『けいおん!!』第16話を見た。

第13話の反復?

放課後、梓が部室に行くと先輩が1人だけいて、なんやかんやとおしゃべりした後、そろそろ練習を始めようかと思った矢先に他の3人がなだれ込んできて、けっきょく練習がお流れに・・・という展開を3パターン繰り返す趣向でした。
この展開、どこかで見たことあるなあと思い返してみると、そうそう、第13話「残暑見舞い!」に出てきた「あずにゃんの夢オチ三連発」とそっくりの流れなんですね。もっとも、今回の話は夢ではなく現実なんだけれど、「梓+澪」のシークエンスで、律の家に来るよう澪が梓を促す場面は、ちょうど夏祭りのエピソードと同じように「先輩たちが自分から離れていく!」という構図が感じられるわけで、またしても「あずにゃんのぼっち問題」を思い起こしてしまいますね。うーん、軽いノリの話に見えてけっこうシリアスなものが底に流れている。

けいおん!!」と音楽

ところで、雑誌CUT8月号に載っている山田尚子監督のインタビュー記事から、以下にちょっと引用します。

けいおん!」にとって、音楽が特別な存在なのはもちろんなんですけど、なんなんでしょう?・・・会話の一環くらいの感覚というか。音楽のために存在している子たちじゃなくて・・・彼女たちからしてみたら、あくまでみんなとしゃべるための1個のツールとしての音楽なので。私としても、その感じで音楽を見てるんですね。(p.29)

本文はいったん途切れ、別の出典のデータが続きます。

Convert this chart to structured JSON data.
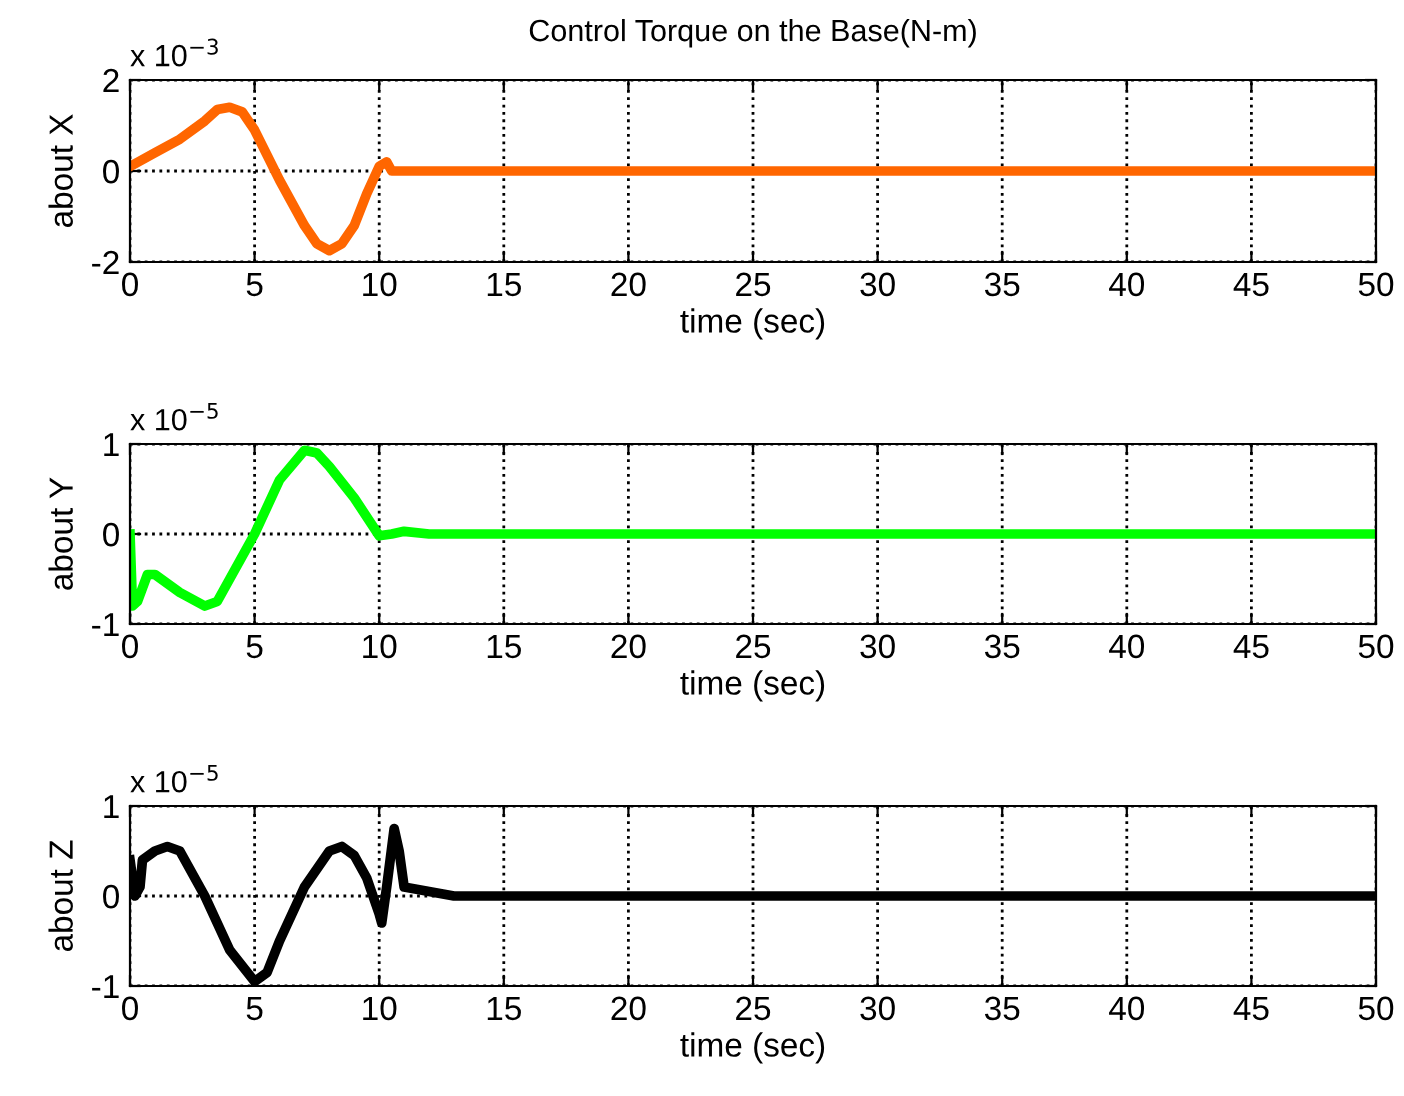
{
  "chart_data": [
    {
      "type": "line",
      "title": "Control Torque on the Base(N-m)",
      "xlabel": "time (sec)",
      "ylabel": "about X",
      "annotations": [
        "x 10$^{−3}$"
      ],
      "x": [
        0,
        1,
        2,
        3,
        3.5,
        4,
        4.5,
        5,
        6,
        7,
        7.5,
        8,
        8.5,
        9,
        9.5,
        10,
        10.3,
        10.5,
        50
      ],
      "series": [
        {
          "color": "#ff6600",
          "values": [
            0.1,
            0.4,
            0.7,
            1.1,
            1.35,
            1.4,
            1.3,
            0.9,
            -0.2,
            -1.2,
            -1.6,
            -1.75,
            -1.6,
            -1.2,
            -0.5,
            0.1,
            0.2,
            0,
            0
          ]
        }
      ],
      "xlim": [
        0,
        50
      ],
      "xticks": [
        0,
        5,
        10,
        15,
        20,
        25,
        30,
        35,
        40,
        45,
        50
      ],
      "ylim": [
        -2,
        2
      ],
      "yticks": [
        -2,
        0,
        2
      ],
      "grid": true,
      "line_style": "solid",
      "marker": "none"
    },
    {
      "type": "line",
      "xlabel": "time (sec)",
      "ylabel": "about Y",
      "annotations": [
        "x 10$^{−5}$"
      ],
      "x": [
        0,
        0.1,
        0.3,
        0.7,
        1,
        2,
        3,
        3.5,
        4,
        5,
        6,
        7,
        7.5,
        8,
        9,
        10,
        10.5,
        11,
        12,
        50
      ],
      "series": [
        {
          "color": "#00ff00",
          "values": [
            0,
            -0.8,
            -0.75,
            -0.45,
            -0.45,
            -0.65,
            -0.8,
            -0.75,
            -0.5,
            0,
            0.6,
            0.93,
            0.9,
            0.75,
            0.4,
            -0.02,
            0,
            0.03,
            0,
            0
          ]
        }
      ],
      "xlim": [
        0,
        50
      ],
      "xticks": [
        0,
        5,
        10,
        15,
        20,
        25,
        30,
        35,
        40,
        45,
        50
      ],
      "ylim": [
        -1,
        1
      ],
      "yticks": [
        -1,
        0,
        1
      ],
      "grid": true,
      "line_style": "solid",
      "marker": "none"
    },
    {
      "type": "line",
      "xlabel": "time (sec)",
      "ylabel": "about Z",
      "annotations": [
        "x 10$^{−5}$"
      ],
      "x": [
        0,
        0.2,
        0.4,
        0.5,
        1,
        1.5,
        2,
        3,
        4,
        5,
        5.5,
        6,
        7,
        8,
        8.5,
        9,
        9.5,
        10,
        10.1,
        10.3,
        10.6,
        10.8,
        11,
        12,
        13,
        50
      ],
      "series": [
        {
          "color": "#000000",
          "values": [
            0.4,
            0,
            0.1,
            0.4,
            0.5,
            0.55,
            0.5,
            0,
            -0.6,
            -0.95,
            -0.85,
            -0.5,
            0.1,
            0.5,
            0.55,
            0.45,
            0.2,
            -0.2,
            -0.3,
            0.1,
            0.75,
            0.5,
            0.1,
            0.05,
            0,
            0
          ]
        }
      ],
      "xlim": [
        0,
        50
      ],
      "xticks": [
        0,
        5,
        10,
        15,
        20,
        25,
        30,
        35,
        40,
        45,
        50
      ],
      "ylim": [
        -1,
        1
      ],
      "yticks": [
        -1,
        0,
        1
      ],
      "grid": true,
      "line_style": "solid",
      "marker": "none"
    }
  ]
}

会話の一環とは言い得て妙、第2期に入ってからは特にそんな傾向が強いですね。
そういえば、第7話「お茶会!」で新曲を披露したときも、ぜんぜん音楽的な意味合いの伏線はなかったし、第3話「ドラム!」や今回の第16話にしても、みんながおしゃべりしてる中から自然にムギちゃんが新しいアイデアをぽっと出してくる感じだし、軽音部の誰もが「音楽」というものに対して必死に取り組むというポーズは少しも見せないんですよね。
ぼくとしては、この「けいおん!!」における「音楽」は、いわば「自転車の補助輪」みたいなものなんじゃないかと思っています。もともと音楽要素の少ない作品ではあるものの、第1期ではそこそこ音楽ネタ・演奏シーンが盛り込まれていましたが、第2期に入ると「みんな、もう『音楽』がなくても充分ついてこれるよね!」というスタンスにシフトしているように感じます*1。今後「大学生編」が作られたときに、タイトルが「けいおん」というだけで音楽要素がゼロのエピソードばかりになっても、視聴者はぜんぜん違和感を持たなかったりして(笑)。
ともあれ、文化祭も近いことだし、そろそろ音楽話に入ってくるかと期待させておいて肩透かし・・・なかなか憎い演出ですな。正直いうとぼくはやっぱりHTTの演奏シーンを見たいですよ。だって、特にフロントの3人がギター持って歌ってる絵はカッコイイから。肩透かしといえば、前回の予告編で期待していた純ちゃんのジャズ研話が出てこなかったのも残念。

Cut (カット) 2010年 08月号 [雑誌]

Cut (カット) 2010年 08月号 [雑誌]

*1:唯の演奏技量がまったく問題にされなくなった点も大きいのですが。